Le roman de l’affaire Siniavski

Il aura fallu six ans d’enquête au KGB pour parvenir à mettre la main sur Andreï Siniavski, auteur de textes jugés « antisoviétiques » publiés à l’étranger. De cette affaire, Iegor Gran, son fils, tire Les services compétents, un roman qui allie humour et interrogation sur l’histoire de l’URSS.


Iegor Gran, Les services compétents. P.O.L, 304 p., 19 €


Iegor Gran, Les services compétents

Procès d’Iouli Daniel et Andreï Siniavski (1966)

La date du procès de Siniavski et de son confrère Daniel en 1965 est dans tous les livres d’histoire, mais l’œuvre littéraire de Siniavski est en revanche souvent mal connue. Universitaire et écrivain, il a d’abord fait publier en 1959, de manière anonyme dans la revue Esprit, un article pamphlétaire sur le réalisme socialiste, qui faisait voler en éclats la doctrine esthétique officielle et appelait de ses vœux un nouvel art « fantasmagorique ». Dans les années qui suivent, il publie des nouvelles fantastiques en Pologne, sous le pseudonyme d’Abram Tertz (qui mènera le KGB sur la fausse piste d’une identité juive). L’arrestation de Siniavski et de Daniel crée une vague de protestations en Occident et en URSS, où elle contribue à la formation de la dissidence. À l’issue du procès, Siniavski est condamné à sept ans de détention dans un camp de travail.

Ce que le roman de Iegor Gran a de plus frappant, c’est la capacité du fils de l’écrivain russe à adopter une écriture aussi distanciée pour évoquer une histoire affectivement aussi proche de lui. Le texte suit majoritairement le point de vue du KGB, plus particulièrement du lieutenant Ivanov, figure de l’homo sovieticus étroit d’esprit. Le titre du livre avertit d’emblée le lecteur de son parti pris ironique. Tout commence par un premier chapitre cocasse, une scène de perquisition dans un appartement comme on en a lu souvent dans les écrits sur la répression en URSS, mais qui s’avère étonnante, car l’épouse Siniavski cherche à décontenancer le lieutenant Ivanov par ses questions hors de propos.
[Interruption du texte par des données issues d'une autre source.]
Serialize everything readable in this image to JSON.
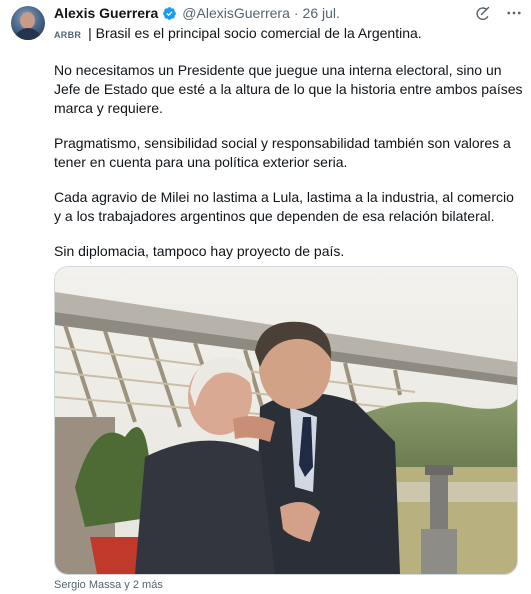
{
  "tweet": {
    "author_name": "Alexis Guerrera",
    "verified_icon": "verified-badge-icon",
    "handle": "@AlexisGuerrera",
    "separator": "·",
    "date": "26 jul.",
    "translation_tag": "ARBR",
    "paragraphs": [
      "Brasil es el principal socio comercial de la Argentina.",
      "No necesitamos un Presidente que juegue una interna electoral, sino un Jefe de Estado que esté a la altura de lo que la historia entre ambos países marca y requiere.",
      "Pragmatismo, sensibilidad social y responsabilidad también son valores a tener en cuenta para una política exterior seria.",
      "Cada agravio de Milei no lastima a Lula, lastima a la industria, al comercio y a los trabajadores argentinos que dependen de esa relación bilateral.",
      "Sin diplomacia, tampoco hay proyecto de país."
    ],
    "first_line_rest": " | Brasil es el principal socio comercial de la Argentina.",
    "tagged_users": "Sergio Massa y 2 más"
  },
  "icons": {
    "grok": "grok-icon",
    "more": "more-options-icon"
  },
  "colors": {
    "verified": "#1d9bf0",
    "secondary_text": "#536471",
    "primary_text": "#0f1419"
  }
}
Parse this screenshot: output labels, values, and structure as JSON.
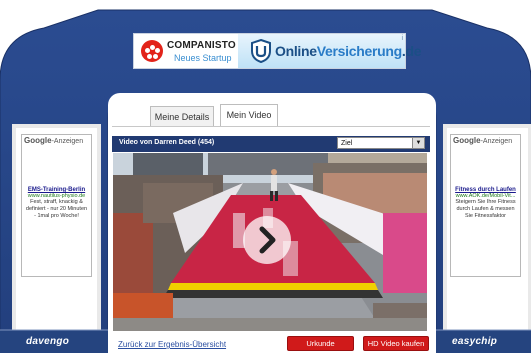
{
  "banner": {
    "brand": "COMPANISTO",
    "tagline": "Neues Startup",
    "ov_part1": "Online",
    "ov_part2": "Versicherung",
    "ov_part3": ".de",
    "ad_mark": "i"
  },
  "ads": {
    "left": {
      "google": "Google",
      "anzeigen": "-Anzeigen",
      "title": "EMS-Training-Berlin",
      "url": "www.nautilus-physio.de",
      "desc": "Fest, straff, knackig & definiert - nur 20 Minuten - 1mal pro Woche!"
    },
    "right": {
      "google": "Google",
      "anzeigen": "-Anzeigen",
      "title": "Fitness durch Laufen",
      "url": "www.AOK.de/Mobil-Vit...",
      "desc": "Steigern Sie Ihre Fitness durch Laufen & messen Sie Fitnessfaktor"
    }
  },
  "tabs": [
    {
      "label": "Meine Details"
    },
    {
      "label": "Mein Video"
    }
  ],
  "video": {
    "title": "Video von Darren Deed (454)",
    "select_value": "Ziel"
  },
  "footer": {
    "back_link": "Zurück zur Ergebnis-Übersicht",
    "certificate_button": "Urkunde",
    "hd_button": "HD Video kaufen",
    "left_brand": "davengo",
    "right_brand": "easychip"
  },
  "colors": {
    "arch": "#27478a",
    "bar": "#213a72",
    "button": "#d01a1a"
  }
}
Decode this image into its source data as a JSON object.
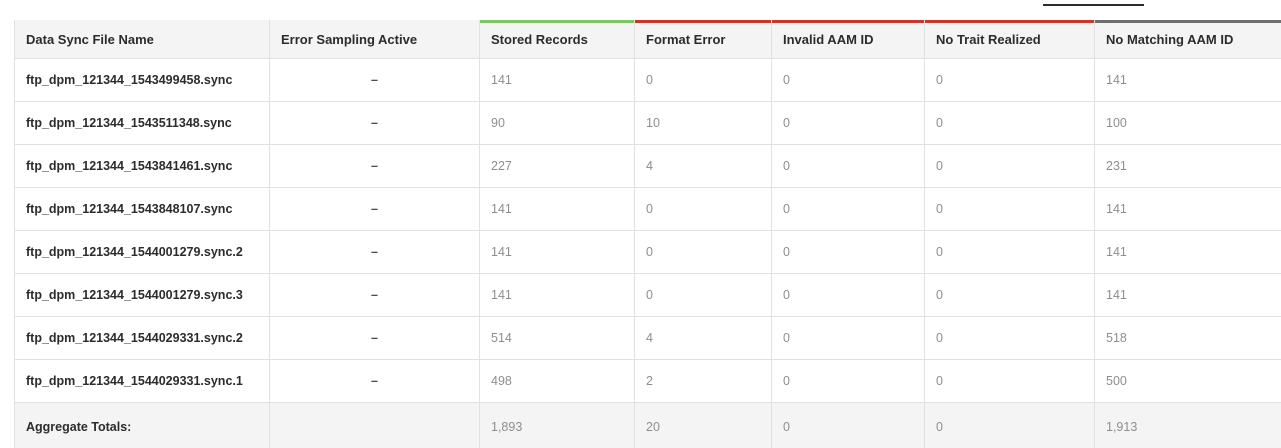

Elle parviendra à préserver la cachette des livres les plus compromettants, après avoir fourgué dans les bras du lieutenant un bébé qui n’est autre que l’auteur du livre que nous lisons.

Iegor Gran, Les services compétents

Iegor Gran, à Paris (février 2020) © Jean-Luc Bertini

Constamment humoristique et écrit dans un style oral qui cherche à éviter les pesanteurs, Les services compétents ménage quelques grands moments drolatiques, tel le récit de l’accouchement de l’épouse Siniavski perçu par les espions qui l’ont mise sur écoute, ou la chronique d’événements tombés dans l’oubli comme la mort de Maurice Thorez. Iegor Gran donne aussi à lire quelques morceaux de critique littéraire inattendus, qui montrent les réticences esthétiques des espions du KGB à la lecture de la « prose antisoviétique » de Siniavski. Le point de vue de Siniavski lui-même n’est présent que de manière sporadique – l’écrivain a déjà fait le récit de son arrestation en 1984 dans son roman Bonne nuit !

Sous son apparence facétieuse, le livre de Iegor Gran a l’ambition de dépasser la trajectoire individuelle de Siniavski pour l’inscrire dans une période de l’histoire collective intéressante par ses contradictions. Le livre fait la chronique de la transition entre la fin du « dégel » ( terme que le personnage de Siniavski conteste dans un chapitre) et une période de brutal durcissement du pouvoir. Le procès public de deux écrivains accusés de calomnier le régime soviétique rappelle à tous l’époque stalinienne, et l’écrivain officiel Mikhaïl Cholokhov, comme le rappelle Iegor Gran, regrettera même que la condamnation n’ait pas été aussi sévère qu’en d’autres temps.

Iegor Gran, Les services compétents

L’exposition américaine de 1959 à Moscou, Thomas O’Halloran © Library of Congress

L’affaire Siniavski est située par le livre dans la trame des événements qui scandent cette évolution : le grand moment populaire du « dégel » qu’est l’exposition américaine à Moscou, les funérailles de Pasternak, la répression sanglante des grèves de Novotcherkassk, et la chute de Khrouchtchev. Iegor Gran invente au passage son propre sabir pour désigner toponymes et realia de la vie quotidienne soviétique. Avec discrétion, certaines pages rendent hommage à ceux qui, en France, par leur intelligence aiguë, auront su, comme Jean-Marie Domenach et Hélène Peltier, éviter à Andreï Siniavski d’être arrêté plus rapidement.